Melihat itu, rasanya tak mungkin Jayakatwang memberontak.
Kertanegara
pun merasa kemungkinan itu tak masuk akal. Ia menjadi tenang kembali. Ia
pun menolak pendapat bekas Patih Ragananta. Ia segera melanjutkan rencananya
mengirim utusan ke negeri Malayu untuk mengantar hadiah Arca Amoghapasa.
Kerajaan pun kosong.
Kekosongan
itu dimanfaatkan oleh Arya Wiraraja, penguasa di Madura. Slamet Muljana
dalam Menuju Puncak Kemegahan menjelaskan, pada masa
Kertangera, Wiraraja menjabat sebagai demung atau demang. Tapi
kemudian ia dilorot dari kedudukannya dan ditempatkan sebagai Bupati Sumenep.
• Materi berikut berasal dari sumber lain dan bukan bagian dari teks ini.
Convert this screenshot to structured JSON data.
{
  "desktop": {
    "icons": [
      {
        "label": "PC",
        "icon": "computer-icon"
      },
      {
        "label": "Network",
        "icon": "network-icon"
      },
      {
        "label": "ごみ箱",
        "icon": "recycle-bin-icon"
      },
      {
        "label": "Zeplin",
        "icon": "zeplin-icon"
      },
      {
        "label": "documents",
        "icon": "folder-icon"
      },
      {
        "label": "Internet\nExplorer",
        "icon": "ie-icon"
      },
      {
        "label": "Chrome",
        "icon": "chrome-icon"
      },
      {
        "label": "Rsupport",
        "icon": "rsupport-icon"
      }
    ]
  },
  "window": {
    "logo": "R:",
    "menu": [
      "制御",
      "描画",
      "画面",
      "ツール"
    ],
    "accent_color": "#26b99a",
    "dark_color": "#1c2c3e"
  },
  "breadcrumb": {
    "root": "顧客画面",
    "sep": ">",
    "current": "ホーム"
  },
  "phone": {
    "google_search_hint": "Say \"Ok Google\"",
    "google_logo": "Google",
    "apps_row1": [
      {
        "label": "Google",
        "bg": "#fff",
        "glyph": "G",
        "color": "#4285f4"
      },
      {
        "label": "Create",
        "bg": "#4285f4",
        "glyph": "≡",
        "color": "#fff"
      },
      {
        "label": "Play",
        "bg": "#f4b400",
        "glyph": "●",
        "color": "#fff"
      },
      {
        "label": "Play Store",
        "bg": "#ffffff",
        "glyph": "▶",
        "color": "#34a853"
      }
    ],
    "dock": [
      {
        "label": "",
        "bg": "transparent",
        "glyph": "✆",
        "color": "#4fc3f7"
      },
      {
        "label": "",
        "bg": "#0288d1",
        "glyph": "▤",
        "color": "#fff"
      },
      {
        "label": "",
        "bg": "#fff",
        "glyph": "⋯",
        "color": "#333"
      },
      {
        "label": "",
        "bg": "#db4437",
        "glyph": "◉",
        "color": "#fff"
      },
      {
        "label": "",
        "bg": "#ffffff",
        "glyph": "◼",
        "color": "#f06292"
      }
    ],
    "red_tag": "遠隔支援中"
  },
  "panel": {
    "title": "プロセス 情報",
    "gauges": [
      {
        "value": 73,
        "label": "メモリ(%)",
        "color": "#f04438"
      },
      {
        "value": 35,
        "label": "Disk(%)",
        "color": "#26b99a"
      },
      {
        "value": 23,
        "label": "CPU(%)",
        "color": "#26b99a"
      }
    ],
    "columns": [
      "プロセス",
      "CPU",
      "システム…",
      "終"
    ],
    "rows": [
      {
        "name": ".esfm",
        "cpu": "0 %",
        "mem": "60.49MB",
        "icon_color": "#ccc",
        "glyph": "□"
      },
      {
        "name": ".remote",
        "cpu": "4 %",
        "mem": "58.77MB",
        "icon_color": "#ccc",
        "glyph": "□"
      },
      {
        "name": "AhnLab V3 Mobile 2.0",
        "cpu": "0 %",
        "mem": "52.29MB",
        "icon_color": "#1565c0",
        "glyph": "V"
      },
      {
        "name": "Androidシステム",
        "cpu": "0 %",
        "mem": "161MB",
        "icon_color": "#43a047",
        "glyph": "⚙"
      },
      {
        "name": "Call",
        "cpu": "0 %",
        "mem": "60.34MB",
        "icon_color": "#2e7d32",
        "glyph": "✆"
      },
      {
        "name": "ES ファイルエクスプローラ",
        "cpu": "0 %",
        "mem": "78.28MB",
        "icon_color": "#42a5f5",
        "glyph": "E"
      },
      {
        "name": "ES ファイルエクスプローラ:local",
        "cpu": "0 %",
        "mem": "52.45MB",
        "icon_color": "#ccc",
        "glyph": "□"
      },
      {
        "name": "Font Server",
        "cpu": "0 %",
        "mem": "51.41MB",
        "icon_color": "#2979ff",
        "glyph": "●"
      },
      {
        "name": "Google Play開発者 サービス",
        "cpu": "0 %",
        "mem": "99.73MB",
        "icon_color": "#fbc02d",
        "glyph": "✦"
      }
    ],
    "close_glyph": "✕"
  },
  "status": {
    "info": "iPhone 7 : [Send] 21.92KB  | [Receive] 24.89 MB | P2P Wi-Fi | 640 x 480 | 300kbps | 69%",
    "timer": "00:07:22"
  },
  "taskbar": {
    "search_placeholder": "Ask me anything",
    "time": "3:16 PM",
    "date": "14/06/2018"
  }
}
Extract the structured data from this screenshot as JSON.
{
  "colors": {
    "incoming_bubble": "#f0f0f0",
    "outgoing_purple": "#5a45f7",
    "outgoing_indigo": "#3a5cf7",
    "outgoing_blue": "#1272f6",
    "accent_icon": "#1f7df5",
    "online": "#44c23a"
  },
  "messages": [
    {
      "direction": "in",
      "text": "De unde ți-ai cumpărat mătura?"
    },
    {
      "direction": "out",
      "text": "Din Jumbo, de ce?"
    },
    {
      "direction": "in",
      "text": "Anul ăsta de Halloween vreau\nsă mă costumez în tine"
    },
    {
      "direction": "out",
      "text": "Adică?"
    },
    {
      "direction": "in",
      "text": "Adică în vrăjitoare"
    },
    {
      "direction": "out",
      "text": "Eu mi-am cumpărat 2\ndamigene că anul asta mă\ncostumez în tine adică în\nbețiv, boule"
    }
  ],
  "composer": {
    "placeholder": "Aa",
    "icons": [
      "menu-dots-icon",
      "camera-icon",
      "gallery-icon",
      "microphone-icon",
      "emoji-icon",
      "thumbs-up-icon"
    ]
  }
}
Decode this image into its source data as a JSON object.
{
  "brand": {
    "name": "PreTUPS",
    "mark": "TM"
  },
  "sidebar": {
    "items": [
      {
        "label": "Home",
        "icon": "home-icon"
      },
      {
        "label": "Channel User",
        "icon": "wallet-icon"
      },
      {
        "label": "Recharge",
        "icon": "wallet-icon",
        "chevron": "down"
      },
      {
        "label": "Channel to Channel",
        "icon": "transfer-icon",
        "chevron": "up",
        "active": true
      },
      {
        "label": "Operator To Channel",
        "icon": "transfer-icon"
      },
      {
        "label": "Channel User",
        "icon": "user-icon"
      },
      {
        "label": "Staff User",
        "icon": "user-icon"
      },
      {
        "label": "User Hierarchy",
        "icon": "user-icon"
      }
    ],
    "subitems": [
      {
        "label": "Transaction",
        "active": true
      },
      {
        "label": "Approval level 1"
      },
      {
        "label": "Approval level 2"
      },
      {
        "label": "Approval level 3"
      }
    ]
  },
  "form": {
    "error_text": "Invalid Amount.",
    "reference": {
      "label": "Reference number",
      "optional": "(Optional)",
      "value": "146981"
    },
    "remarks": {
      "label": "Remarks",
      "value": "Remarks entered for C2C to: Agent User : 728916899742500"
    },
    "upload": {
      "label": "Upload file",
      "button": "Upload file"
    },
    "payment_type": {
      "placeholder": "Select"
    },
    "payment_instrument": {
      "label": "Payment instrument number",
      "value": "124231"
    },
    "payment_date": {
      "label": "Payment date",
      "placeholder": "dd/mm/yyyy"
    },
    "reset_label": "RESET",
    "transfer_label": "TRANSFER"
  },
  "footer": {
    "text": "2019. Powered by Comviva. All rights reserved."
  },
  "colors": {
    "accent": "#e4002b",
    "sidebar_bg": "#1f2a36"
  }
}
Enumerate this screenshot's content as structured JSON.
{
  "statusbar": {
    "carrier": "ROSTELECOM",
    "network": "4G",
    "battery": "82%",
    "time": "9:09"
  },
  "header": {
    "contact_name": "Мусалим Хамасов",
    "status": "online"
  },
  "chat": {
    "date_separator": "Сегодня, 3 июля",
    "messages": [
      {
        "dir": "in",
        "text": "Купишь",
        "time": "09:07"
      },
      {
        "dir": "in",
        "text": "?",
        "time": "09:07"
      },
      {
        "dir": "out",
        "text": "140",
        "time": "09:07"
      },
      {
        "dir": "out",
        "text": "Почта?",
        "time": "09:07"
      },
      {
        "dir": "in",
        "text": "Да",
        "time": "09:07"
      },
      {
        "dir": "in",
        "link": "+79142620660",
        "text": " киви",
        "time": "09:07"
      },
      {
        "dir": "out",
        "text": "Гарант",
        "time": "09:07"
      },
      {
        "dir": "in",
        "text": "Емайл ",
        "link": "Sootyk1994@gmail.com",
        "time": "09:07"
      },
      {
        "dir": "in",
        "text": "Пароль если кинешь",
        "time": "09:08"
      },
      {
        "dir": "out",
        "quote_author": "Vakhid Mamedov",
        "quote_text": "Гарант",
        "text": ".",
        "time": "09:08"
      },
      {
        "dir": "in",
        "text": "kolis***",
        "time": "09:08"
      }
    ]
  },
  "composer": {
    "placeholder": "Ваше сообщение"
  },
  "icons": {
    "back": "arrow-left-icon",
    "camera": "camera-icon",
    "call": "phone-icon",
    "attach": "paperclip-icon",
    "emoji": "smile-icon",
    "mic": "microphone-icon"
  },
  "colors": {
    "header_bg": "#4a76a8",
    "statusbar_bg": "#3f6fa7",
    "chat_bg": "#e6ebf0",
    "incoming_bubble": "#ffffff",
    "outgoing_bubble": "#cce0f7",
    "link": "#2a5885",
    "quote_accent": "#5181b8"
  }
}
Karenanya Wiraraja tak senang kepada Kertanegara.
“Ia
merasa diserikkan hatinya. Ia dilorot dari demung dan
dipindahkan ke Sumenep sebagai adipati. Ketika datang kesempatan membalas
dendam, segera ia gunakan,” jelas Muljana.
Wiraraja
lalu bermaksud menggunakan Jayakatwang untuk melancarkan kesumatnya itu.
Putranya ia utus untuk menyampaikan surat.
Baik Kidung
Harsawijaya maupun Kidung Panji Wijayakrama, memaparkan
isi surat Wiraraja kepada Jayakatwang yang senada. Isinya adalah isyarat
tentang kondisi istana Kertanegara. Bahwa Kertanegara telah memecat
menteri-menterinya dan menggantinya dengan yang baru. Rakyat dianggap tak puas
dengan sikap Kertanegara.
“Jika
Tuanku hendak berburu ke tegal lama sekaranglah saatnya…,” tulis Wiraraja dalam
suratnya.
Jayakatwang
juga terpantik perkataan patihnya kalau moyangnya, Dandang Gendhis atau
Kertajaya, binasa karena pemberontakan buyut Kertanegara, Ken Angrok. Kadiri
dan bala tentaranya pun musnah akibat dijajah Singhasari.
“Padukalah yang mempunyai kewajiban membangun
Kerajaan Kadiri dan membalas kekalahan Prabu Kertajaya,” kata sang patih.
Setelah
membaca surat Wiraraja dan pendapat patihnya, Jayakatwang segera memerintahkan
Patih Kebo Mundarang untuk membagi dua tentara Kadiri.
Sebagian pasukan di bawah Sinapati Jaran Guyang ditugaskan
menyerang Singhasari dari utara. Sisa pasukannya di bawah Patih
Mundarang menyerang dari selatan.
“Segenap
pulau tunduk kepada kuasa Raja Kertanegara, tetapi raja Kadiri, Jayakatwang,
membuta dan mendurhaka,” tulis Prapanca dalam Nagarakrtagama. “Raja
bawahan bernama Jayakatwang, berwatak terlalu jahat, berkhianat karena ingin
berkuasa di wilayah Kadiri.”
Dendam Lama Bersemi Kembali
Selama
ini selalu dikatakan bahwa runtuhnya Kerajaan Singhasari akibat
serangan raja Jayakatwang dari Kadiri. Pemantiknya adalah dendam
Jayakatwang atas kematian buyutnya, Kertajaya yang ditumpas oleh buyut
Kertanegara, Ken Angrok.
Menurut Nagarakrtagama, sejak
Kertajaya ditumbangkan Sang Rajasa, sudah ada tiga raja yang menggantikannya.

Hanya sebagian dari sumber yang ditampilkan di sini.